Не прошло и минуты, как заведующий стремглав выскочил из-за угла, с дрожащим воем пронесся по клубной площадке и, раскинув руки крестом, стал вихляться из стороны в сторону. Так как с Геннадия Николаевича стекали водопадные потоки воды и так как он был мокрым до пояса, то Анискин мгновенно сообразил, что Геннадий Николаевич нырнул в бочку, которая стояла в противопожарных целях за углом клуба. А так как от заведующего пахнуло еще и лягушечьей сыростью - вода в бочке прокисла от жары, - то участковый выпучил глаза и схватился руками за живот - хохотать.
Хохотал участковый минуты две. В это время Геннадий Николаевич приплясывал, чтобы сбить с себя воду, зеленую ряску и головастиков, доплясался до того, что потерял дыхание и, запыхавшись, остановился.
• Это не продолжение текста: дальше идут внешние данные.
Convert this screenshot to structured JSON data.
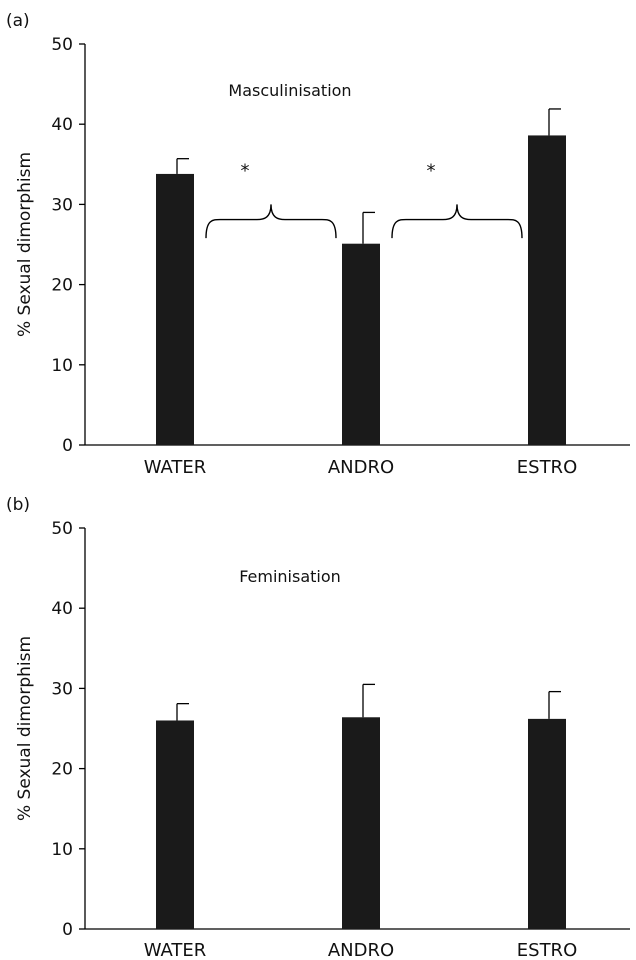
{
  "chart_data": [
    {
      "type": "bar",
      "panel": "(a)",
      "title": "Masculinisation",
      "xlabel": "",
      "ylabel": "% Sexual dimorphism",
      "ylim": [
        0,
        50
      ],
      "yticks": [
        0,
        10,
        20,
        30,
        40,
        50
      ],
      "categories": [
        "WATER",
        "ANDRO",
        "ESTRO"
      ],
      "values": [
        33.8,
        25.1,
        38.6
      ],
      "errors": [
        1.9,
        3.9,
        3.3
      ],
      "colors": {
        "bar": "#1a1a1a"
      },
      "annotations": [
        {
          "text": "*",
          "between": [
            "WATER",
            "ANDRO"
          ]
        },
        {
          "text": "*",
          "between": [
            "ANDRO",
            "ESTRO"
          ]
        }
      ]
    },
    {
      "type": "bar",
      "panel": "(b)",
      "title": "Feminisation",
      "xlabel": "",
      "ylabel": "% Sexual dimorphism",
      "ylim": [
        0,
        50
      ],
      "yticks": [
        0,
        10,
        20,
        30,
        40,
        50
      ],
      "categories": [
        "WATER",
        "ANDRO",
        "ESTRO"
      ],
      "values": [
        26.0,
        26.4,
        26.2
      ],
      "errors": [
        2.1,
        4.1,
        3.4
      ],
      "colors": {
        "bar": "#1a1a1a"
      },
      "annotations": []
    }
  ]
}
Как раз к этому времени Анискин опустил живот, икая, проговорил:
- Ох, я беспременно умру, ох, я до завтрева дня не доживу… Ох, у меня в грудях схватило…
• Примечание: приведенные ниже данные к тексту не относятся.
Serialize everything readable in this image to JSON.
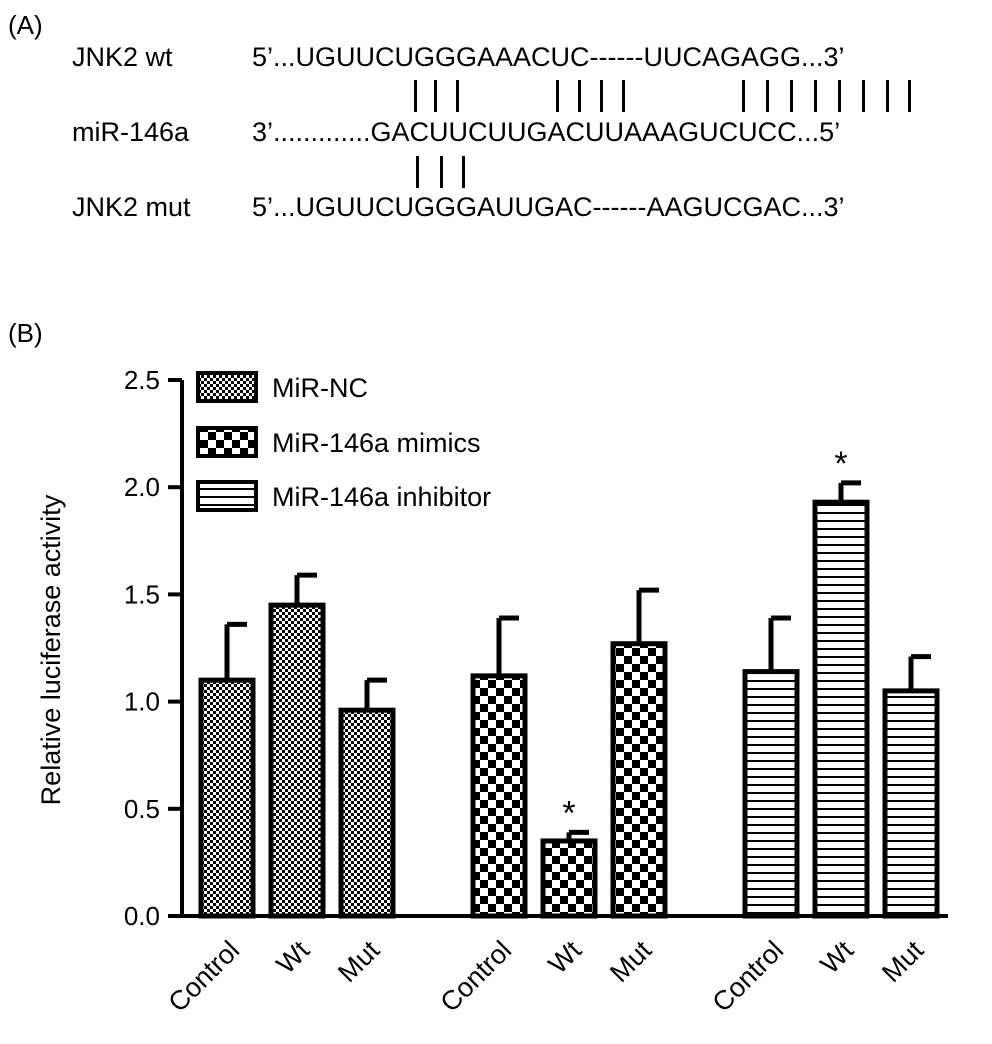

Участковый неверными шагами подошел к крыльцу, схватился за перила и повис на них мешком. Минуты через три Анискин пришел в себя и подозрительным по хохоту голосом спросил:
- Что же это вы произвели с собой, Геннадий Николаевич? Да чего же это вы сделали?.. В той ведь бочке скоро лягушки выведутся…
- Простите нижайше, Федор Иванович, - почти трезвым голосом сказал заведующий. - Миль пардон, но артист должен уметь в любую минуту привести себя в порядок… Так что вы говорили про аккордеон, Федор Иванович?
Перестав окончательно хохотать, участковый подошел к заведующему, с искренним уважением посмотрел на его мокрые и зеленоватые одежды и сказал:
- Я так полагаю, Геннадий Николаевич, что вор среди ночи на аккордеоне хоть раз да пискнет. Во-первых, сказать, вор молодой, во-вторых, аккордеон перламутровый, а в-третьих, Геннадий Николаевич, как вы сами говорите, два регистра… Так что идите за мной и помогите своим замечательным слухом…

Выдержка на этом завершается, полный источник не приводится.